Anna-Karenina-Prinzip
Rache ist immer schon eine Triebkraft im Kampf um Macht und Geld gewesen. „Weh dir, dass du ein Enkel bist“, sagt Mephistopheles in Goethes „Faust“. Thomas Mann (1875 – 1955) arbeitete sich konsequent auf 1.000 Seiten und in dichterischer Kleinarbeit an der eigenen Familiengeschichte ab. In „Buddenbrooks“ beschrieb er den Niedergang einer altehrwürdigen Kaufmannsfamilie aus Lübeck. Für den Roman zog er sich den Groll seiner Familie zu, erlangte aber die Gunst des Publikums. Später erhielt er für sein Werk sogar den Literaturnobelpreis. Aber warum stürzen manche Familien ins Unglück und andere nicht? Die meisten Konflikte in einem Familienunternehmen, gleich welcher Größe, spielen sich fast immer innerhalb des magischen Dreiecks von Macht, Liebe und Geld ab. „Alle glücklichen Familien gleichen einander, jede unglückliche Familie ist auf ihre eigene Weise unglücklich“, schrieb Leo Tolstoi. Dieses Zitat bildet die Grundlage des Anna-Karenina-Prinzips: Während für eine glückliche Familie viele Faktoren (sexuelle Anziehung, Geldfragen, Kindererziehung, Religion, Schwiegereltern) passen müssen, braucht bei einer unglücklichen Familie nur einer dieser Faktoren nicht zutreffen.

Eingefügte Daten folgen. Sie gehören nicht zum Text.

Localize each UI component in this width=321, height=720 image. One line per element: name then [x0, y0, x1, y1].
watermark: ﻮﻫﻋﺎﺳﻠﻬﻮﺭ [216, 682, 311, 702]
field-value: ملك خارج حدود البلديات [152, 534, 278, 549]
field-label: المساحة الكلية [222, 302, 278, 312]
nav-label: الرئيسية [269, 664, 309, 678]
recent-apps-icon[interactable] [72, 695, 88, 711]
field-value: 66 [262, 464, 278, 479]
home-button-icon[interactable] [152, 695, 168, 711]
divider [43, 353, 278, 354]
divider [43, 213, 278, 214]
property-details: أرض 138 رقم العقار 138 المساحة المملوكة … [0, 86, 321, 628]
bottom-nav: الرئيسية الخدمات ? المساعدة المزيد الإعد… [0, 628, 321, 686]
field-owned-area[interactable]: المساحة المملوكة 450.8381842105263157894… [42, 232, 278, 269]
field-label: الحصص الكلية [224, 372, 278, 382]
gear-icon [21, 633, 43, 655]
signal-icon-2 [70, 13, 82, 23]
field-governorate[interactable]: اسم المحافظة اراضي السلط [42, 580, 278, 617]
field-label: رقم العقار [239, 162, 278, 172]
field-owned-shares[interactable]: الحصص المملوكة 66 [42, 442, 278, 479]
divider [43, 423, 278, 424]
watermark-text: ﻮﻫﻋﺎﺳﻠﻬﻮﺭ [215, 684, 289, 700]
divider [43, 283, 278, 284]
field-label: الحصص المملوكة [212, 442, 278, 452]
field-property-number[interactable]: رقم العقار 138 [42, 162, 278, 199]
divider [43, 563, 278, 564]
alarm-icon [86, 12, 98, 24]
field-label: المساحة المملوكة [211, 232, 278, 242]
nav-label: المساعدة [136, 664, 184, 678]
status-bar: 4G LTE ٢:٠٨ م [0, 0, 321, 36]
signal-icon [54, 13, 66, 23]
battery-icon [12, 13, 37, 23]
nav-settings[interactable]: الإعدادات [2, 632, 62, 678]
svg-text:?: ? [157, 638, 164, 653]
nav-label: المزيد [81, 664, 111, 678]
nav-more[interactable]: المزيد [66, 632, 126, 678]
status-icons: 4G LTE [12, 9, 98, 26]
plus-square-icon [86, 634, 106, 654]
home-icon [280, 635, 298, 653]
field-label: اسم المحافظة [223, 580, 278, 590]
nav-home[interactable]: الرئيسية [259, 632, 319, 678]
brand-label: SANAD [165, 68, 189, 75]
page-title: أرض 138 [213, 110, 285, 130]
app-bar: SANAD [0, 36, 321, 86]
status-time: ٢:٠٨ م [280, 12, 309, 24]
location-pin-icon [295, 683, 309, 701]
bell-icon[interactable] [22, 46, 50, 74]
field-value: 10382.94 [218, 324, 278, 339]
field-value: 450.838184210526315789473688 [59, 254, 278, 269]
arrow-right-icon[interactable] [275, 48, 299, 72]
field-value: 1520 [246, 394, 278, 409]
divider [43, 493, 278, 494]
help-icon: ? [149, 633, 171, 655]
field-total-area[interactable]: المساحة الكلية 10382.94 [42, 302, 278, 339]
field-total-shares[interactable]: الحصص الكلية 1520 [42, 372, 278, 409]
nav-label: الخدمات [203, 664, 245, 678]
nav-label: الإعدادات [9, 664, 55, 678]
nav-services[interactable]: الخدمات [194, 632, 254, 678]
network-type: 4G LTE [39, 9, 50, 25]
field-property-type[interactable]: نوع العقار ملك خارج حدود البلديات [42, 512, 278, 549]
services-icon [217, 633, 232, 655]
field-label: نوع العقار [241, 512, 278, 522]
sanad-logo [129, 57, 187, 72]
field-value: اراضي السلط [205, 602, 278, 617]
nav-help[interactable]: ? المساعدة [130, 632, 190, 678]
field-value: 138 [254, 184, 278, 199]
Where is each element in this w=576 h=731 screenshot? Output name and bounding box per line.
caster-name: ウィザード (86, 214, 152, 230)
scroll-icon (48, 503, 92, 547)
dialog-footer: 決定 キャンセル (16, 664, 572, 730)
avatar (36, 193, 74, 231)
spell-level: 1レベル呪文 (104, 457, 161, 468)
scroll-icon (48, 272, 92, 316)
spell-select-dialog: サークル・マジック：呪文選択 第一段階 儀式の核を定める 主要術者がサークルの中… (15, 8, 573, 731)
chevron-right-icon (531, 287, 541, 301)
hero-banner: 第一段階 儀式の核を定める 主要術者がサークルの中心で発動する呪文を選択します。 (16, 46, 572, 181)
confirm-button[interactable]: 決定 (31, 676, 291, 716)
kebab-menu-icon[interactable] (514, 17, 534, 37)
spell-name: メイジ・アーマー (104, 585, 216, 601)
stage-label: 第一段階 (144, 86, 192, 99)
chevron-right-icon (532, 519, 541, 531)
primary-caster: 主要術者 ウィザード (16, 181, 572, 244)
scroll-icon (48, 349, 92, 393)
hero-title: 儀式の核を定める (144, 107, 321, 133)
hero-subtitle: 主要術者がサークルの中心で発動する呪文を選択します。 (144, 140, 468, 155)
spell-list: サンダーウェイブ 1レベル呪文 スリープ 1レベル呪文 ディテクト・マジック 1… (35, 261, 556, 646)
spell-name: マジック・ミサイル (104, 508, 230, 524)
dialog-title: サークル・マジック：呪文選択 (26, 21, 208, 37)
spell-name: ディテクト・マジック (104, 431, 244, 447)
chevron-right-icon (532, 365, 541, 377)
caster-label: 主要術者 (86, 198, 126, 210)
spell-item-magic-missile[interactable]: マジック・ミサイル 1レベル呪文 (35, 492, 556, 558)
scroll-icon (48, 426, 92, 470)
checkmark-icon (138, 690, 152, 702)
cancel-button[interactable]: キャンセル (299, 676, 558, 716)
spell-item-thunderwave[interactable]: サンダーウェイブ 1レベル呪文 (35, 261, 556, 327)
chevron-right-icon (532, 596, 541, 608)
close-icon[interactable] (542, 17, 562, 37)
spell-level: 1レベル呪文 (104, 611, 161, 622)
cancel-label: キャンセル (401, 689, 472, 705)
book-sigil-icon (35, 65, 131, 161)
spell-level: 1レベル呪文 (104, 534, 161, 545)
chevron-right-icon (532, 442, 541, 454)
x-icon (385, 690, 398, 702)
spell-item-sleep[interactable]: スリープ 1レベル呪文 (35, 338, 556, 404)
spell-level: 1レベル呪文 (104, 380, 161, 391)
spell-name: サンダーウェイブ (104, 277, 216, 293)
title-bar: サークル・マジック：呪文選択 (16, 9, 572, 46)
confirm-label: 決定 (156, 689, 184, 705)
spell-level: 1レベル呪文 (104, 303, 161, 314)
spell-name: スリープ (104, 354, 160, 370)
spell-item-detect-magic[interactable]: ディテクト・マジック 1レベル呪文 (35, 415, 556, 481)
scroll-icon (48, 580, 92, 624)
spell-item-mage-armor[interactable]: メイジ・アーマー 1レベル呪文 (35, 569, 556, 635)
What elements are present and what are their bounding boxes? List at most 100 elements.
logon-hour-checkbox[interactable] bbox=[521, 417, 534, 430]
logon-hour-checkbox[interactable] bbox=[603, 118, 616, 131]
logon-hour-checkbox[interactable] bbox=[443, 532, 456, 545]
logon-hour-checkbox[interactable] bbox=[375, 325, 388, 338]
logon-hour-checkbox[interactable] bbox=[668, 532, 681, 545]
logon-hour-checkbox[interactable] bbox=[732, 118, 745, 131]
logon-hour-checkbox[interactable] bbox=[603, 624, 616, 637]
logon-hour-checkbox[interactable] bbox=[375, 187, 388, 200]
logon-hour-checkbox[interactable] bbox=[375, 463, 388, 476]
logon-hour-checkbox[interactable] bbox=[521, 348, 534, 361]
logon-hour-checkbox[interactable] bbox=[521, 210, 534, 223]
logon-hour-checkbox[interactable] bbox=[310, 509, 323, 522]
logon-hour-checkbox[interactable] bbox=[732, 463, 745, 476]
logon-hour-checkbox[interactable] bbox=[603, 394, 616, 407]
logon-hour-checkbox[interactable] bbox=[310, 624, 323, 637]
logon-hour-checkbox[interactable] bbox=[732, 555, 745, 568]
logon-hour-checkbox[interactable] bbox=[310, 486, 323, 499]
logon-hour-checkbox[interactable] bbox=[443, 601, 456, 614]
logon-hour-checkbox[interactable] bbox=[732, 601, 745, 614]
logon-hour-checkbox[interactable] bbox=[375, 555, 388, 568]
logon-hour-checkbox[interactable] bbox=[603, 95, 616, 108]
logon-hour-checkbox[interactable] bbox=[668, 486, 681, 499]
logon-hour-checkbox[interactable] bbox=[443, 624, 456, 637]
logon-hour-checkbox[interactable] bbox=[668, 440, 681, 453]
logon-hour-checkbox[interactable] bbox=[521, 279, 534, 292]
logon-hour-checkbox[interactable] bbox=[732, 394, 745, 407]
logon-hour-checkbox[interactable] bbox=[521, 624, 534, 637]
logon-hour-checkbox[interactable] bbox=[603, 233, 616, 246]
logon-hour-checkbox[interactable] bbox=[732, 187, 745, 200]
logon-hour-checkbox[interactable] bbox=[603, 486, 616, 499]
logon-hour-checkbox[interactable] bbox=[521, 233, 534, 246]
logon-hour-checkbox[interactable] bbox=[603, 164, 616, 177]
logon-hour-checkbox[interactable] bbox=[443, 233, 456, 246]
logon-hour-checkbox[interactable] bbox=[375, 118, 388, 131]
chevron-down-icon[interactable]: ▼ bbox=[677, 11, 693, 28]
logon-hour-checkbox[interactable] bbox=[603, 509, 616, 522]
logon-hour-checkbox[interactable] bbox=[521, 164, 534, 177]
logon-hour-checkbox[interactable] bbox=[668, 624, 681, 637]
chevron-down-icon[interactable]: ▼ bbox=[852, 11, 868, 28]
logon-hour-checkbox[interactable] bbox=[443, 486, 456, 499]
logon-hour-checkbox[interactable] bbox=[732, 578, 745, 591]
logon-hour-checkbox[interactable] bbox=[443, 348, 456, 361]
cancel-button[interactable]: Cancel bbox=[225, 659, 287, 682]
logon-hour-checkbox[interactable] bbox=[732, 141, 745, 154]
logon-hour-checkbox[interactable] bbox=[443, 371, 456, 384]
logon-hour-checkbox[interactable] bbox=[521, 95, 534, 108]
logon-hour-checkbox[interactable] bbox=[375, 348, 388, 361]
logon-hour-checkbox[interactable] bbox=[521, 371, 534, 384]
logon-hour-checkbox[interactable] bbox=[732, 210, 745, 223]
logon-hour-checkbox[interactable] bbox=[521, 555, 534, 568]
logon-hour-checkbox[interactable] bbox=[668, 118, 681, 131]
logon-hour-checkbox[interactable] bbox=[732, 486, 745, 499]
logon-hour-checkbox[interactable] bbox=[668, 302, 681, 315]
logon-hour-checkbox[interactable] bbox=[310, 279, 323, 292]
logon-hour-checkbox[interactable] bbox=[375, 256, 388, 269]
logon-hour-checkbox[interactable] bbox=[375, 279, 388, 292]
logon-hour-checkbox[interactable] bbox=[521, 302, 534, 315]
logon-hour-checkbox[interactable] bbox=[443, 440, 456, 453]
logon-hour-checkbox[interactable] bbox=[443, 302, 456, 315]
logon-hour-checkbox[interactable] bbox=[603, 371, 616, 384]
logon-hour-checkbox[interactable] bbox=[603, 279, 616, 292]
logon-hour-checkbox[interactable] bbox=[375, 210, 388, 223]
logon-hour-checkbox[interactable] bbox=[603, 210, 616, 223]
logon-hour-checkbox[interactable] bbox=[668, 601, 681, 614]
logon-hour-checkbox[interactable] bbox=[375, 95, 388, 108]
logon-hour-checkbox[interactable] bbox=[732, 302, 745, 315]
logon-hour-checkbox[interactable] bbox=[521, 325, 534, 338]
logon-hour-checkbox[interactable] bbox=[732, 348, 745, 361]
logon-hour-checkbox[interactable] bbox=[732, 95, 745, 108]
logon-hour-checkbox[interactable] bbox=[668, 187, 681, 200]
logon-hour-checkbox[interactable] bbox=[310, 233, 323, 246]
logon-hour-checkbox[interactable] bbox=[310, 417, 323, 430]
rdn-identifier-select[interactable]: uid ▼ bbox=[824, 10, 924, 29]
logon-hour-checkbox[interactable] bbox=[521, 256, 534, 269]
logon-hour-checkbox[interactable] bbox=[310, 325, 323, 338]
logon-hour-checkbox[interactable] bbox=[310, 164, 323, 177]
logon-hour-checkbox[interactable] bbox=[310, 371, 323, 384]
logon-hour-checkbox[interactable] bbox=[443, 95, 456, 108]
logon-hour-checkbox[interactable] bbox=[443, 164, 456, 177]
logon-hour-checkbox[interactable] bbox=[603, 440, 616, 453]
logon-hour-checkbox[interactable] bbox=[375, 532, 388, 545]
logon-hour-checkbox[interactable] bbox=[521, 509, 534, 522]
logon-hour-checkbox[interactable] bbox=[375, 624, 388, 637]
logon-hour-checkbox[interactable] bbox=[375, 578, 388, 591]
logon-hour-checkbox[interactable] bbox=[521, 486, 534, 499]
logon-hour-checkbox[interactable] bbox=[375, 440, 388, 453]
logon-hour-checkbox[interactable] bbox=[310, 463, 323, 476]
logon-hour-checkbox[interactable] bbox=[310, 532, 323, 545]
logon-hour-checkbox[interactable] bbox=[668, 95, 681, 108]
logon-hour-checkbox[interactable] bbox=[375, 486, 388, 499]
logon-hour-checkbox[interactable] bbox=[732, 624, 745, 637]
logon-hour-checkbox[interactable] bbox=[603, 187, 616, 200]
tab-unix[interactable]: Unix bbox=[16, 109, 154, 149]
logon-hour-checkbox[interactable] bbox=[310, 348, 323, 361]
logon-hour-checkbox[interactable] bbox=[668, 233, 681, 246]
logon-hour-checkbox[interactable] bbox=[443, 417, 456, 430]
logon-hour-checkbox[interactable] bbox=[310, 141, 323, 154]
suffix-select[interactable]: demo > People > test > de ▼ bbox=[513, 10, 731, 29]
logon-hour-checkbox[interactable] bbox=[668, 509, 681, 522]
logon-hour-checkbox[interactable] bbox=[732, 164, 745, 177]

Von Bahlsen bis Volkswagen
Und das Unglück kommt meist nicht über Nacht, es braut sich wie in der Drama-Serie „Succession“ langsam zusammen – bis zur Eskalation vor Gericht. So geschehen beim Seilbahn-Pionier Doppelmayr. Artur Doppelmayr, Firmenpatriarch alter Schule, baute das Unternehmen zum Weltmarktführer auf und zog sich nach der Übergabe an seinen Sohn Michael in den Aufsichtsrat zurück. Ab der Jahrtausendwende bis zu seinem Tod 2017 bekämpfte der Senior die Entscheidungen seines Sohnes vor Gericht. Klassische Dramen, die sich über Jahre hingezogen haben, trugen sich auch in anderen Familiendynastien mit klingenden Namen zu: Bahlsen oder Dr. Oetker. Konfliktgestählt war auch Porsche-Enkel Ferdinand Piech (1937 – 2019), der mehr als 20 Jahre die Geschicke des Volkswagenkonzerns bestimmte. Er bekämpfte sich regelrecht mit dem anderen Clan-Chef Wolfgang Porsche um Einfluss und Macht in Europas größtem Konzern. Piechs Milliarden-Erbe traten seine Witwen und seine insgesamt 13 Kinder an - nicht ohne Streit um Vermögen, mehrere Testamente und ein ein verschwundenes Samuraischwert. Genügend Stoff also für die Serie „Succession“, deren 3. Staffel im Laufe des Jahres ausgestrahlt wird.